Viva kansas City!

Day 2, Tuesday 22nd Jan: After settling into the penthouse (Map) and acclimatising to the Baltic Missouri weather (highs 2C, lows -15C) week one got underway. The Global Scholars’ first introduction to the Kauffman Foundation (KF) (Map) and its leadership team was over lunch on Tuesday 22nd. Straight away we were all put at ease by the charisma, friendliness and humour of everyone from VPs to PAs. Karl Schramm, CEO of the KF, led the introductions which included all present (VPs, Team leaders, Global Scholars/KF Fellows) giving personal background information on themselves. The slagging contest soon ensued between the head honchos. One thing I noticed was that a lot of them reckon they have the best job in the Foundation – they definitely appear to love working for the KF! Levels of hierarchy seem pretty much transparent also, and everyone in the Foundation is accessible no matter what their role, CEO, VP, Advisor, PA. Impressive already!

paul_magelli.jpgIn the afternoon one of the other Scholars, Angelo, and I had time to meet with our mentor Paul Magelli. Paul is a seasoned entrepreneur, with over 50 years of experience. Paul is an absolute mind of contacts – Karl Schramm said himself that while the rest of us experience the usual ‘6 degrees of separation’, Paul’s rolodex affords him no more than ‘1 degree of separation’!! Not long into our meeting Angelo and I soon discovered this to be accurate as within minutes he was making plans to contact the CEO of an Aerospace MNC and a computing blue-chip VP for Angelo and I respectively!! Since then we have both received emails and/or phone calls from the contacts! This meeting gave me the chance to describe REHEAT in detail with Paul and to identify key areas where he could assist. On a side note, his son Paul Magelli Jnr. just sold his business, Apertio, to Nokia Seimens for €140M!

Day 3, Wednesday 23rd Jan:

carl_schramm.jpgWednesday morning kicked off with a seminar on entrepreneurship by Carl Schramm. He emphasised a number of points:
The Kauffman Foundation teaches entrepreneurship in a practical way
– Not orientated around business plans by default
      – The business plans follows later at the appropriate/necessary time (but the process does not circulate around the plan)
– Ultimately the only person truly thinking about/responsible for a project is ME
– I’m the one who should ALWAYS maintain control of the project
– If at all possible don’t use venture capital
      – Don’t let my project becomes someone else’s hobby!
      – Why are they interested in the first place?
      – Input/advice/analysis is much more affective when administered in an objective way
US business schools’ approaches circulate around:
      – Students hardwired to focus on writing business plans
      – Surrounding yourself with entrepreneurs & bios/stories of them/their successes
      – Find the right VC and let them do the thinking for/with you

Carl quoted Adam Smith, an English theorist, who once said that the great thing about capitalism is that in the pursuit of self-interest or an intention to obtain personal wealth one CANNOT avoid doing a social good. With this in mind one can say that entrepreneurs contribute in various ways that perhaps an NGO or not-for-profit organisation may not, including:
      – Job & wealth creation – 50% of US jobs created by companies 5 years/younger
      – Drive innovation – economies/GDPs become wealthier upon innovation
Carl’s talk was very insightful and altered/informed my perspectives of new ventures and entrepreneurs in a number of ways. In particular I think in future I’ll use my intuition/initiative more when considering potential ventures and investigate a projects potential in a bespoke pragmatic way before thinking about business plans.
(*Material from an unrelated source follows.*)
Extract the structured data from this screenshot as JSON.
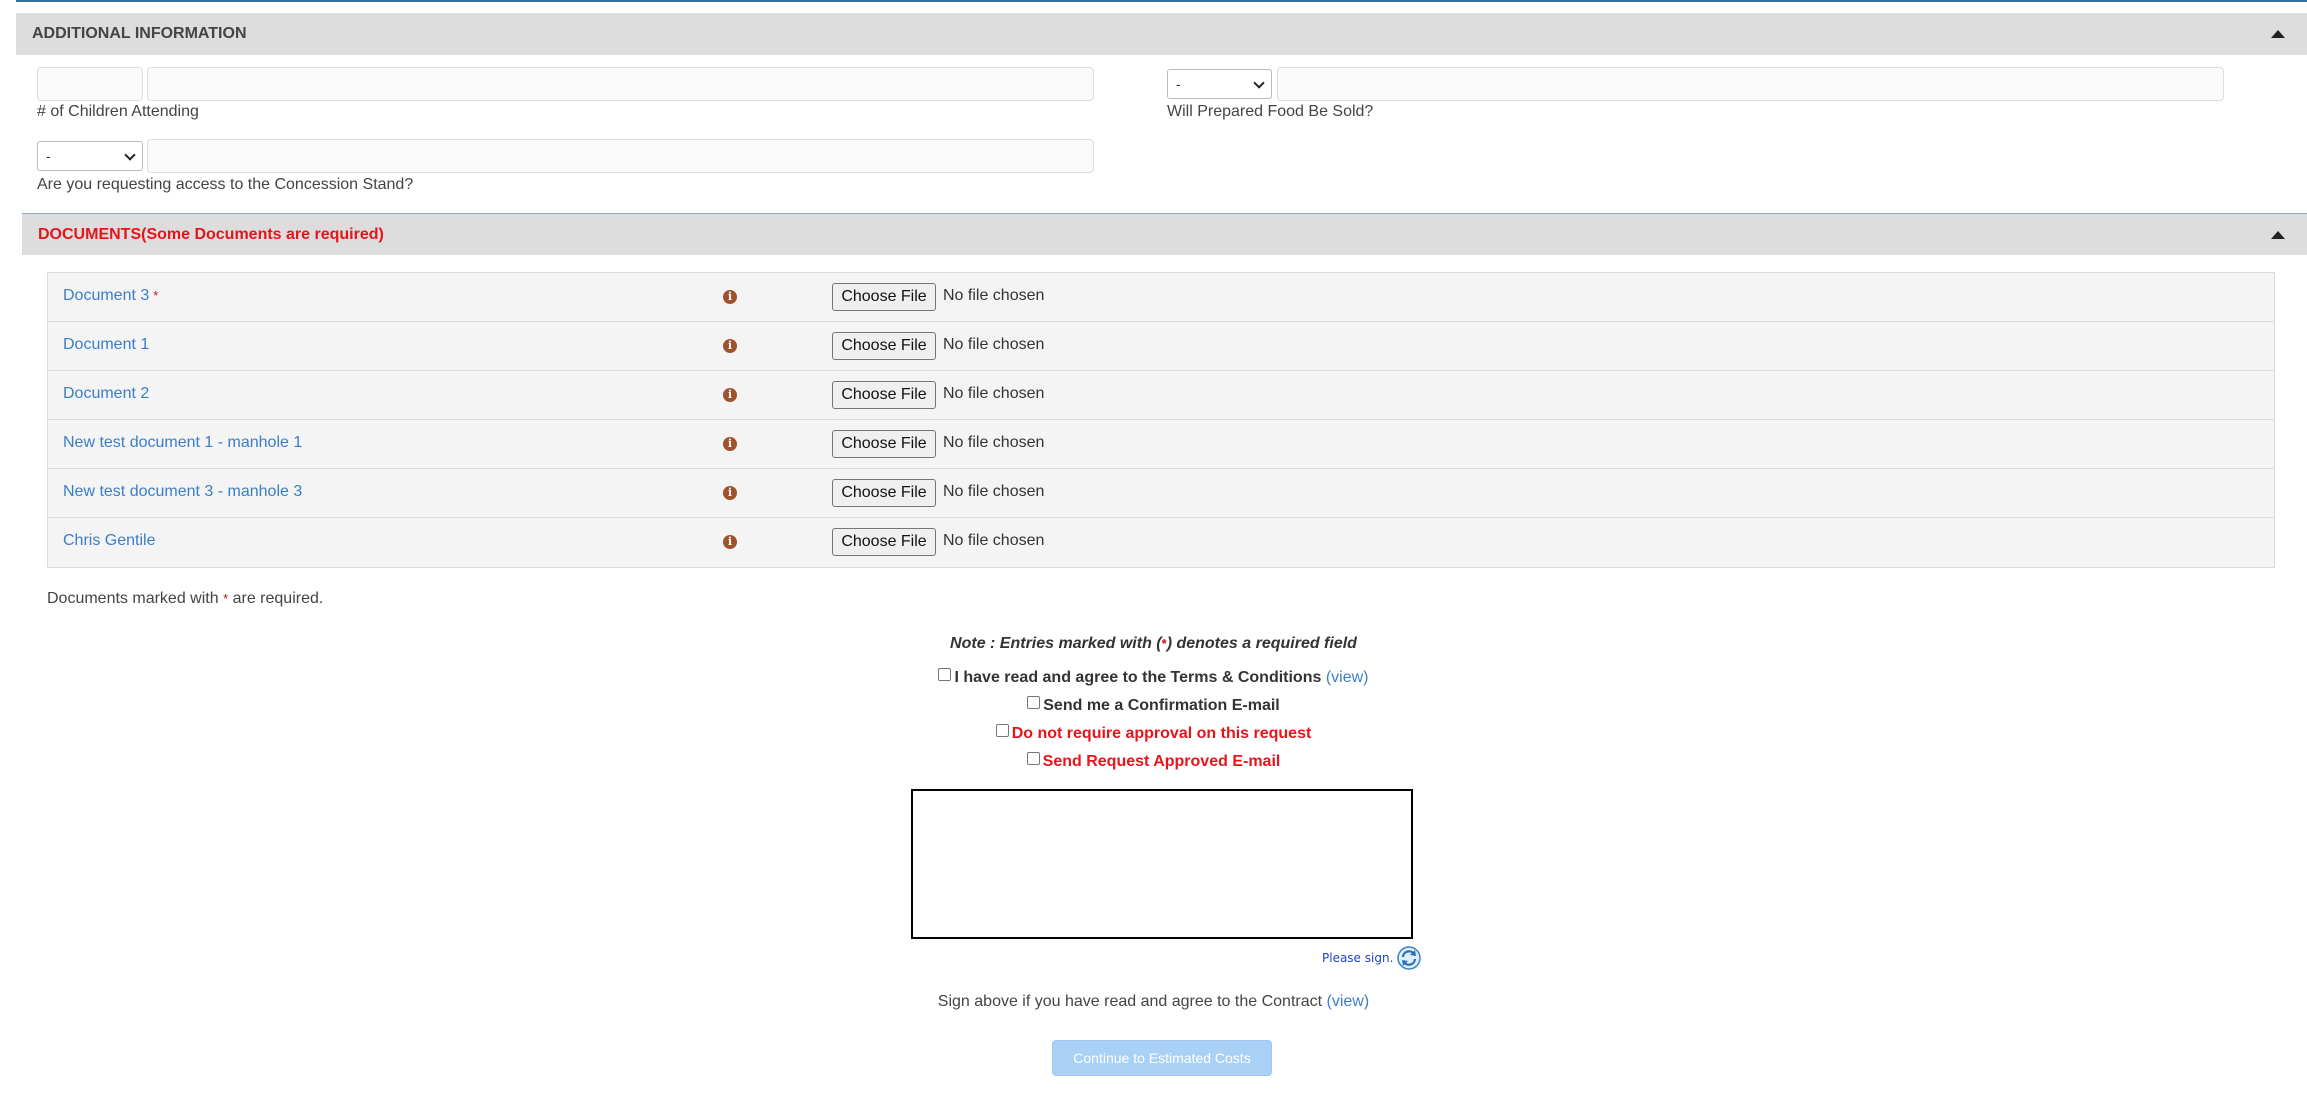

john_tyler.jpgIn the afternoon we had a very practical discussion on Non-Disclosure Agreements (NDAs) with John Tyler who is general counsel for the Kauffman Foundation. He is responsible for all legal aspects of the Foundation’s operations, including intellectual property, employment, investments, and compliance with IRS regulations for private foundations. A couple of major points I took away from this seminar include:
– NDAs are only worth the paper and ink used to write them UNLESS you have the ability and resources to enfource it
– One should use good judgement/discretion to avoid breaking NDAs
– Its important to include mutual obligations when composing NDA contracts, as this makes it seem more give & take, and they’re likely to look more favourably on the contract and any potential relationship.